Video performance is good for a phone of its price. 4K videos at 30 fps look sharp with ample details and decent colours. It struggles with exposures though and under artificial lighting, it fails to keep the colour accuracy in check. The lack of OIS also makes for shaky videos, especially if you shoot on the move. 1080p videos lose the resolution but offer better stability with Xiaomi’s decent EIS system.
With a 120Hz AMOLED display, I assumed that the 5020mAh battery would at best last a full day under rigorous usage. I couldn’t have been more wrong. The strong software optimization in MIUI 12 made the Redmi Note 10 Pro Max last up to a day and a half, with the 120Hz option switched on. This 1.5 day of battery life included 30 minutes of gaming, making calls, texting, watching YouTube videos, streaming music via wireless earphones, and occasional use of the cameras.

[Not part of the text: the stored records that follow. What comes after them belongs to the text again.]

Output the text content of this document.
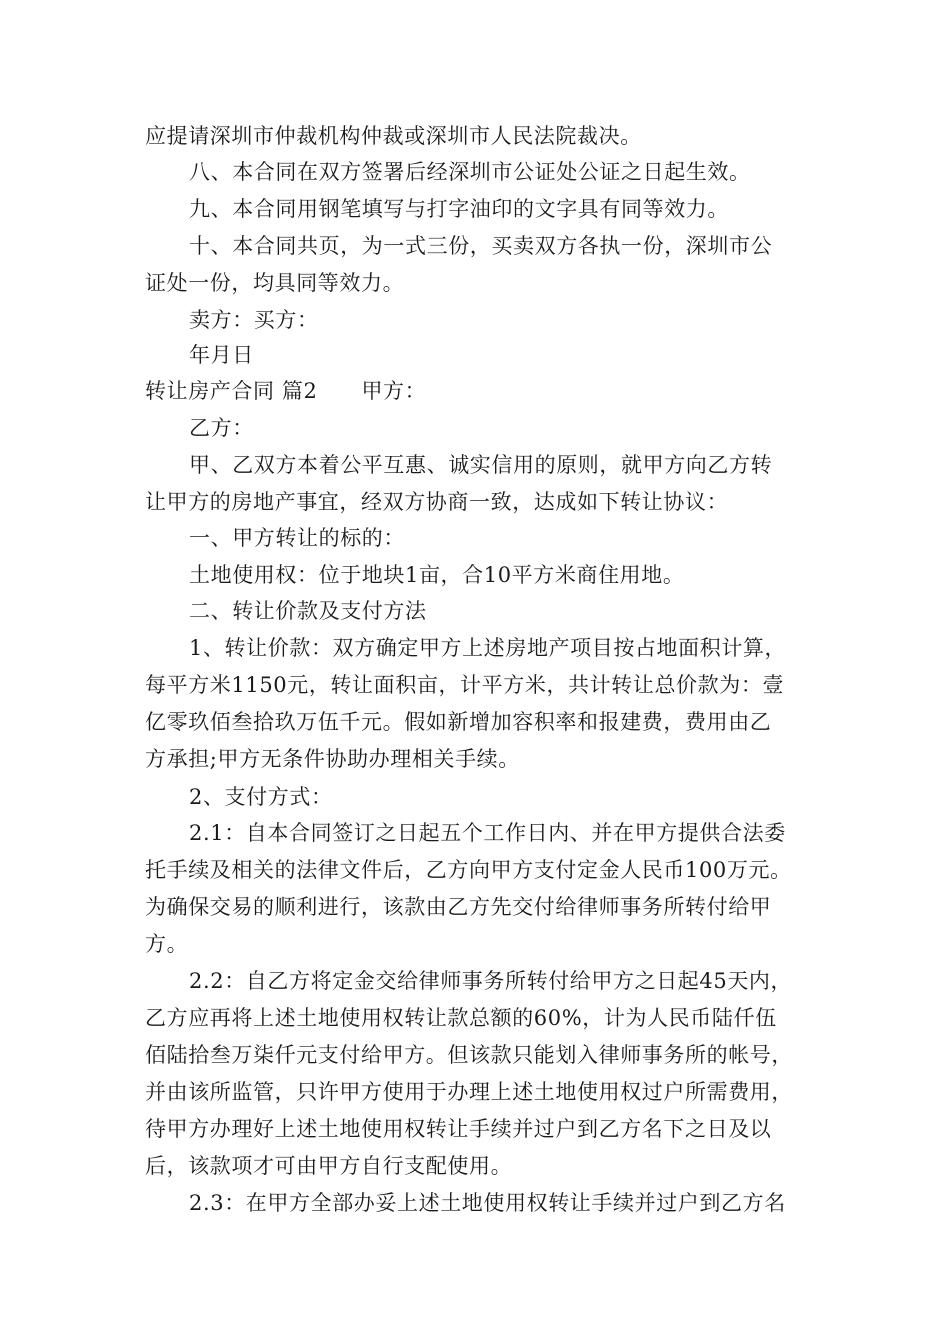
应提请深圳市仲裁机构仲裁或深圳市人民法院裁决。
八、本合同在双方签署后经深圳市公证处公证之日起生效。
九、本合同用钢笔填写与打字油印的文字具有同等效力。
十、本合同共页，为一式三份，买卖双方各执一份，深圳市公
证处一份，均具同等效力。
卖方：买方：
年月日
转让房产合同 篇2 甲方：
乙方：
甲、乙双方本着公平互惠、诚实信用的原则，就甲方向乙方转
让甲方的房地产事宜，经双方协商一致，达成如下转让协议：
一、甲方转让的标的：
土地使用权：位于地块1亩，合10平方米商住用地。
二、转让价款及支付方法
1、转让价款：双方确定甲方上述房地产项目按占地面积计算，
每平方米1150元，转让面积亩，计平方米，共计转让总价款为：壹
亿零玖佰叁拾玖万伍千元。假如新增加容积率和报建费，费用由乙
方承担;甲方无条件协助办理相关手续。
2、支付方式：
2.1：自本合同签订之日起五个工作日内、并在甲方提供合法委
托手续及相关的法律文件后，乙方向甲方支付定金人民币100万元。
为确保交易的顺利进行，该款由乙方先交付给律师事务所转付给甲
方。
2.2：自乙方将定金交给律师事务所转付给甲方之日起45天内，
乙方应再将上述土地使用权转让款总额的60%，计为人民币陆仟伍
佰陆拾叁万柒仟元支付给甲方。但该款只能划入律师事务所的帐号，
并由该所监管，只许甲方使用于办理上述土地使用权过户所需费用，
待甲方办理好上述土地使用权转让手续并过户到乙方名下之日及以
后，该款项才可由甲方自行支配使用。
2.3：在甲方全部办妥上述土地使用权转让手续并过户到乙方名
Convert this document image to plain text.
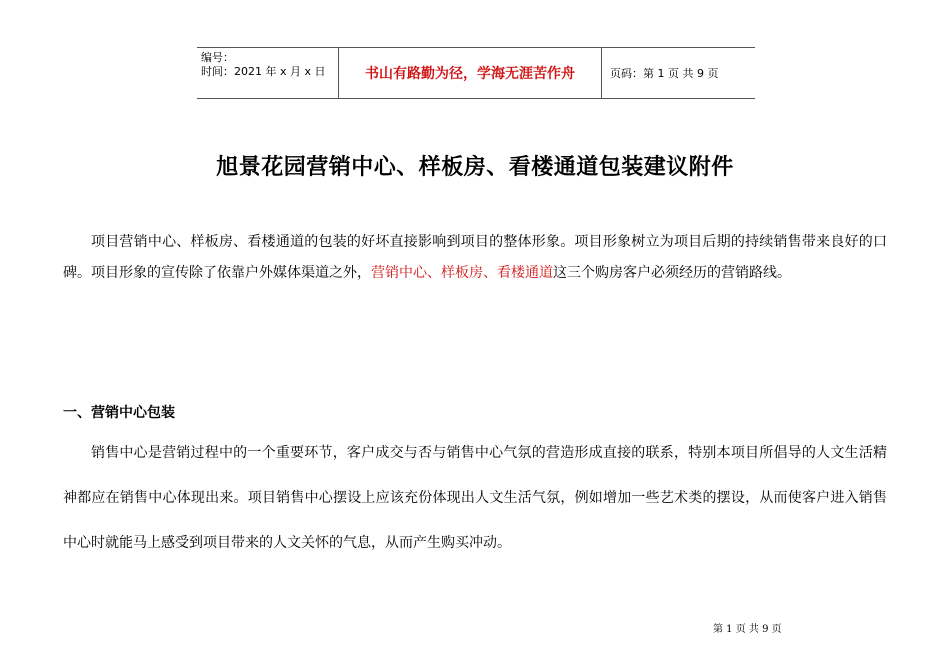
编号：
时间：2021 年 x 月 x 日	书山有路勤为径，学海无涯苦作舟	页码：第 1 页 共 9 页
旭景花园营销中心、样板房、看楼通道包装建议附件
项目营销中心、样板房、看楼通道的包装的好坏直接影响到项目的整体形象。项目形象树立为项目后期的持续销售带来良好的口碑。项目形象的宣传除了依靠户外媒体渠道之外，营销中心、样板房、看楼通道这三个购房客户必须经历的营销路线。
一、营销中心包装
销售中心是营销过程中的一个重要环节，客户成交与否与销售中心气氛的营造形成直接的联系，特别本项目所倡导的人文生活精神都应在销售中心体现出来。项目销售中心摆设上应该充份体现出人文生活气氛，例如增加一些艺术类的摆设，从而使客户进入销售中心时就能马上感受到项目带来的人文关怀的气息，从而产生购买冲动。
第 1 页 共 9 页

On my Call of Duty: Mobile marathon weekends, it took me an entire day to bring down the battery to sub-30 percent levels. The bundled 33W charging adapter filled up the battery from sub-30 percent levels in around an hour. This is genuinely the second-best option to Realme’s 65W charging solution.
The Redmi Note 10 Pro Max is the kind of smartphone that could make you question the need to spend more on anything else. It has genuinely got everything that a smartphone enthusiast can ask for. It performs well, has a great display, can run some of the demanding mobile games with ease, takes good photos, and tops it all with a reliable battery life. It also looks good while doing all of that.
Starting at Rs 18,999, it is tough to find faults with the Redmi Note 10 Pro Max. With no arrival of 5G in the foreseeable future, it makes the Mi 10i seem unnecessary at the moment. It outsmarts the Realme 7 Pro and Realme X7 with its cameras and battery life. It has the best display too in its segment and the upcoming Realme 8 Pro is likely to offer a similar experience.
The only drawbacks I see (if I have to nitpick) are a cluttered (and buggy) MIUI experience and an oversaturated camera output in general. Plus, it is expensive at Rs 18,999 for a phone that carries the Redmi Note nametag. I feel you can save Rs 3,000 by opting for a comparatively saner 64-megapixel camera on the Redmi Note 10 Pro, which is no different from the Pro Max in other aspects. One truly requires figuring out the need for spending extra on the 108-megapixel camera.
With the Redmi Note 10 Pro in existence, the Redmi Note 10 Pro Max isn’t taking the “value-king” crown today. It is, however, the phone that makes you question the need for spending on phones that demand a premium worth north of Rs 20,000 (unless you have healthy cash reserves). If you genuinely want to buy into the “108-megapixel camera” hype without spending truckloads, the Redmi Note 10 Pro Max is your best bet in the market right now.